While I was filming footage of Tank’s mural for a story with Nine News Border North East, pedestrian after pedestrian stopped what they were doing to look up and admire the artwork, many cracking a smile as a result.

A quick zoom down the Goulburn Valley Hwy to Nagambie, and the recently re-opened Zephyrz Bar and Restaurant has unveiled its ‘Wall of Champions’, a sprawling mural depicting every Group One horse racing winner from the region.

Black Caviar and Winx are among the big names deftly captured by artist Christiano Dery Theodorus.

Owner Brett Knight hopes the mural, which is the centrepiece of the business’s new Champions Bar, attracts out-of-towners while also giving the tight-knit racing fraternity a place to mingle.

“We wanted to create a museum piece where people could come and celebrate Nagambie,” he told me.

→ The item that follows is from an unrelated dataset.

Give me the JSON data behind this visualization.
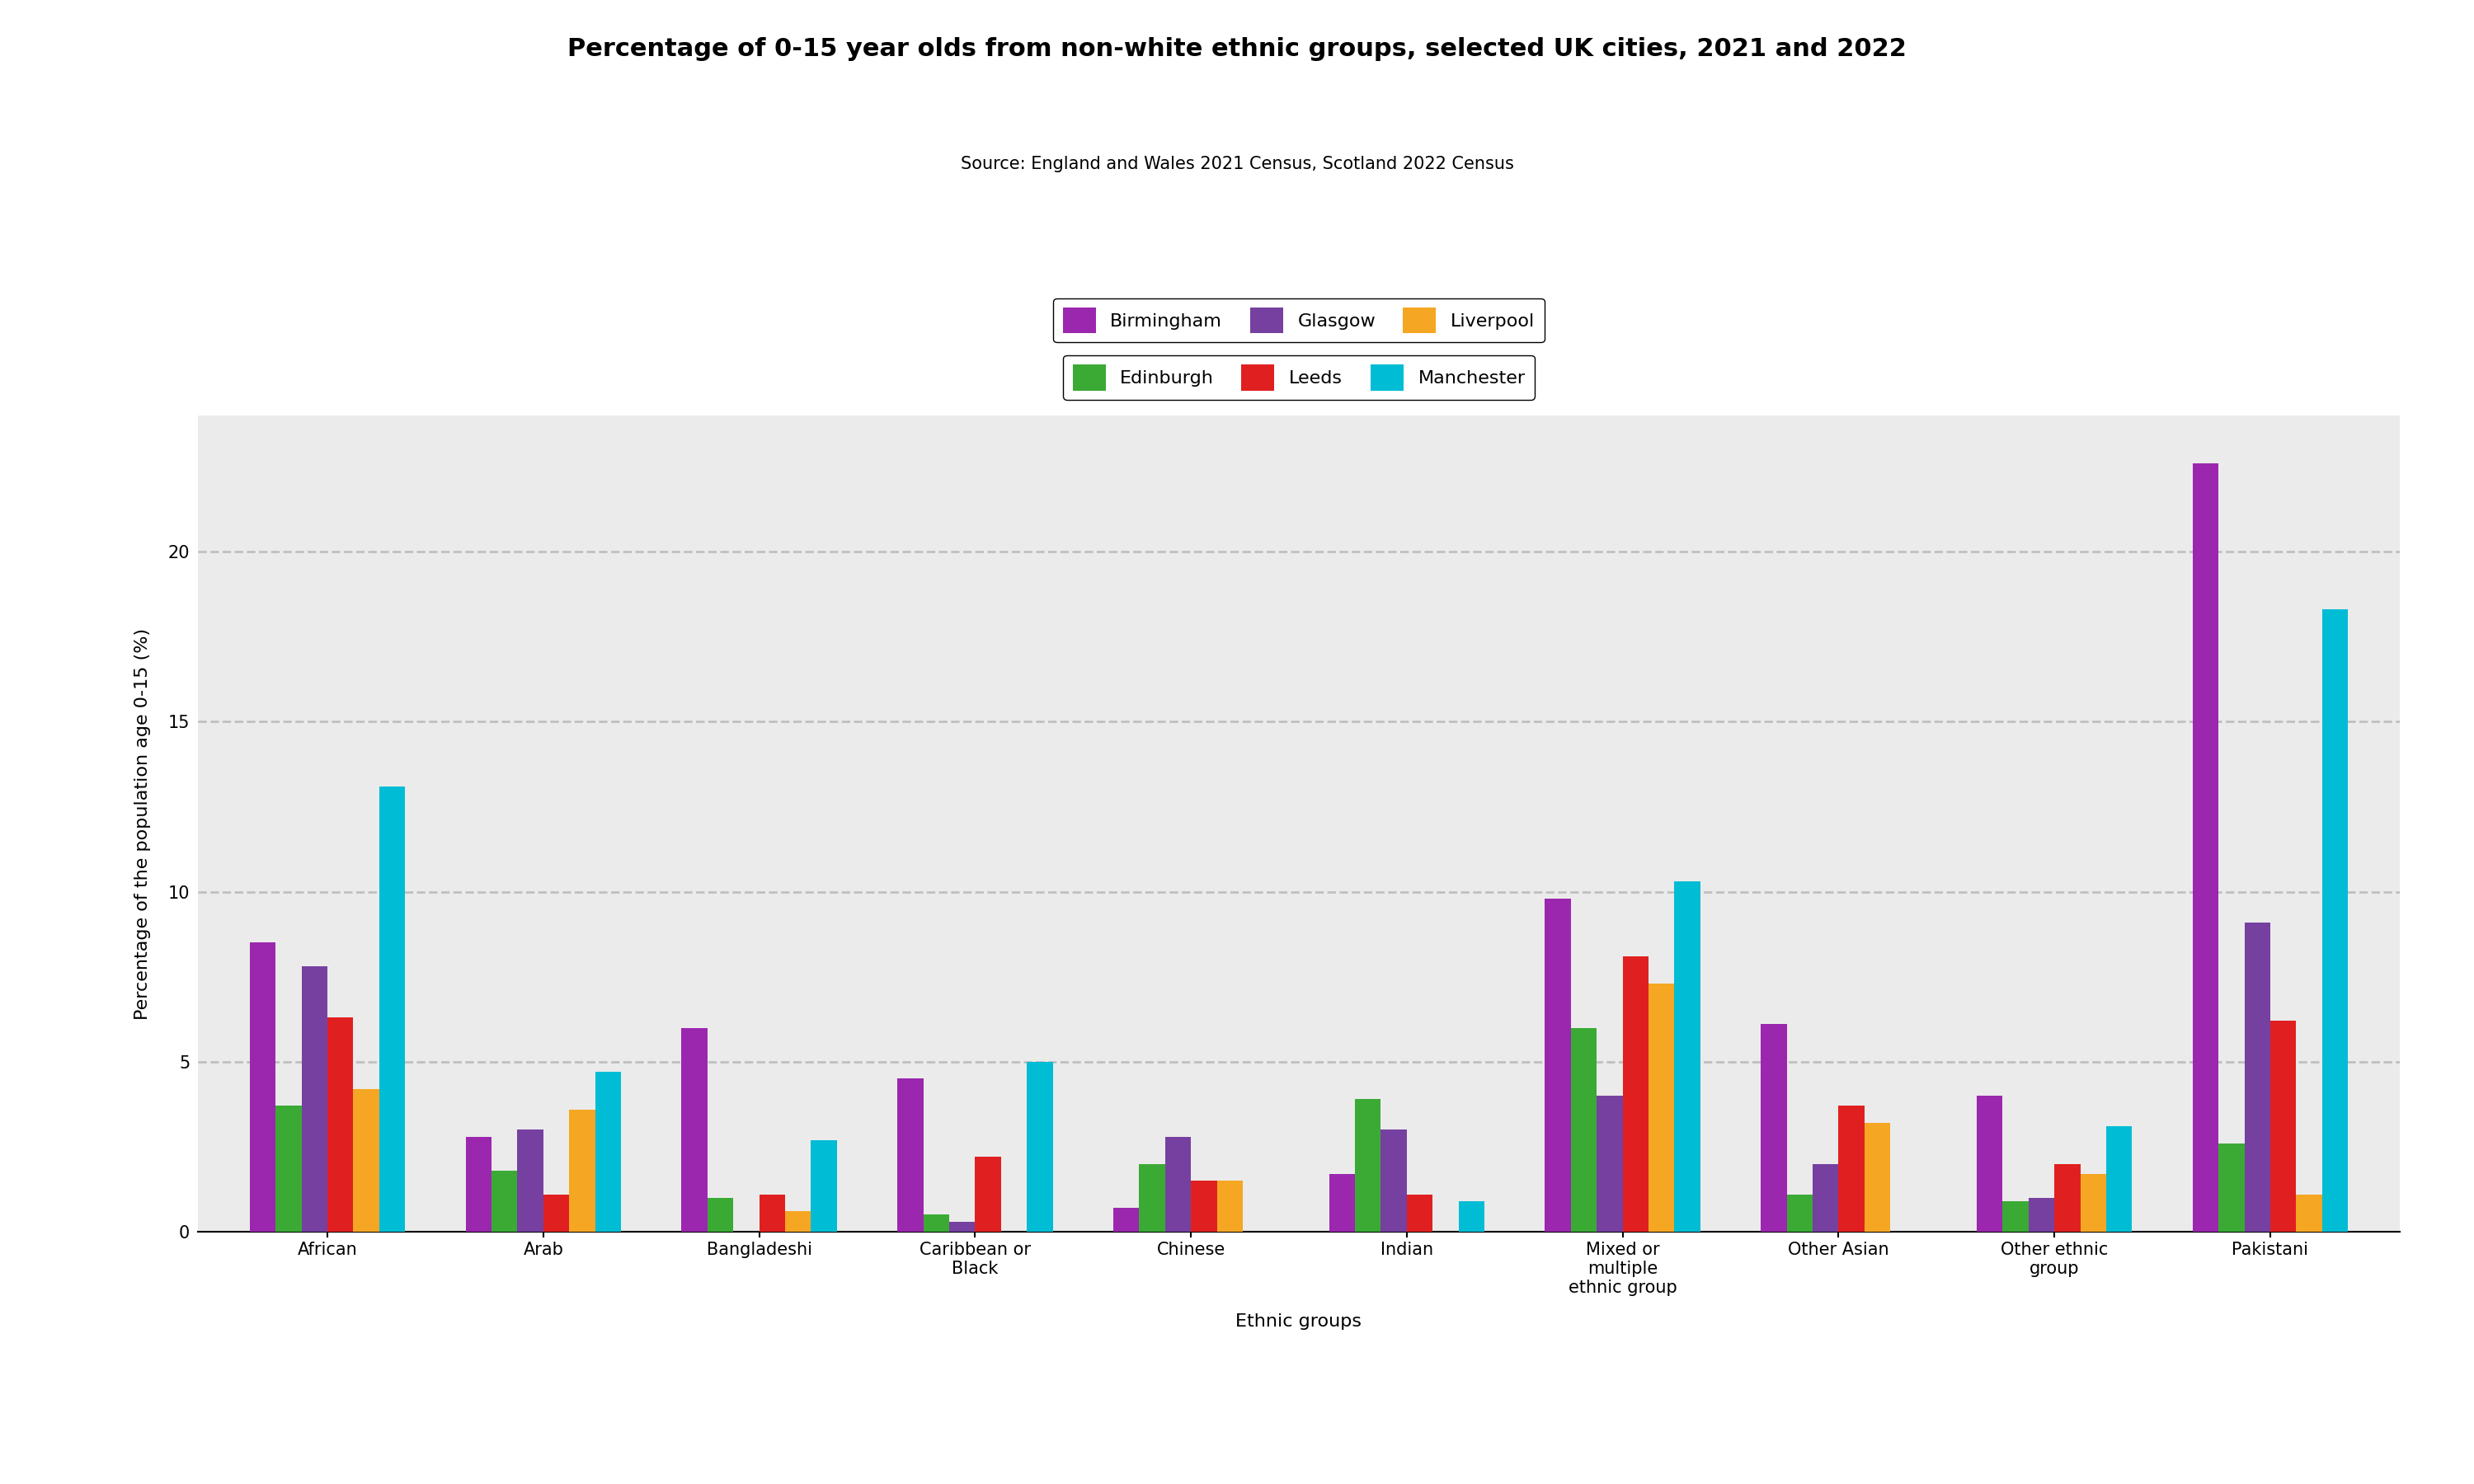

In Picola, the towering grain silo on Moran St will soon be transformed by acclaimed Melbourne artist Jimmy Dvate.

It’s hoped a big splash of colour will lure visitors to the sleepy town and mirror the success of the North East Art Trail.

“Other than the farming community, there's nothing else around here,” Picola and District Improvement Group president Jeanette Holland said.

“There's a lot of through traffic that keep on going, so if we could get them to stop that would help.”

Ms Holland told me the mural would depict the nearby Barmah Forest, which holds significant historic and cultural importance to the area.

“The forest has been the hub of this community for a long, long time,” she said.

With Ms Holland and the rest of the PDIG set to meet with Dvate in coming weeks to finalise the design, it won’t be long before work on the mural kicks off. And I’m sure I won’t be the only one periodically detouring through Picola to check in on the progress, and taking a moment to enjoy the magic of art.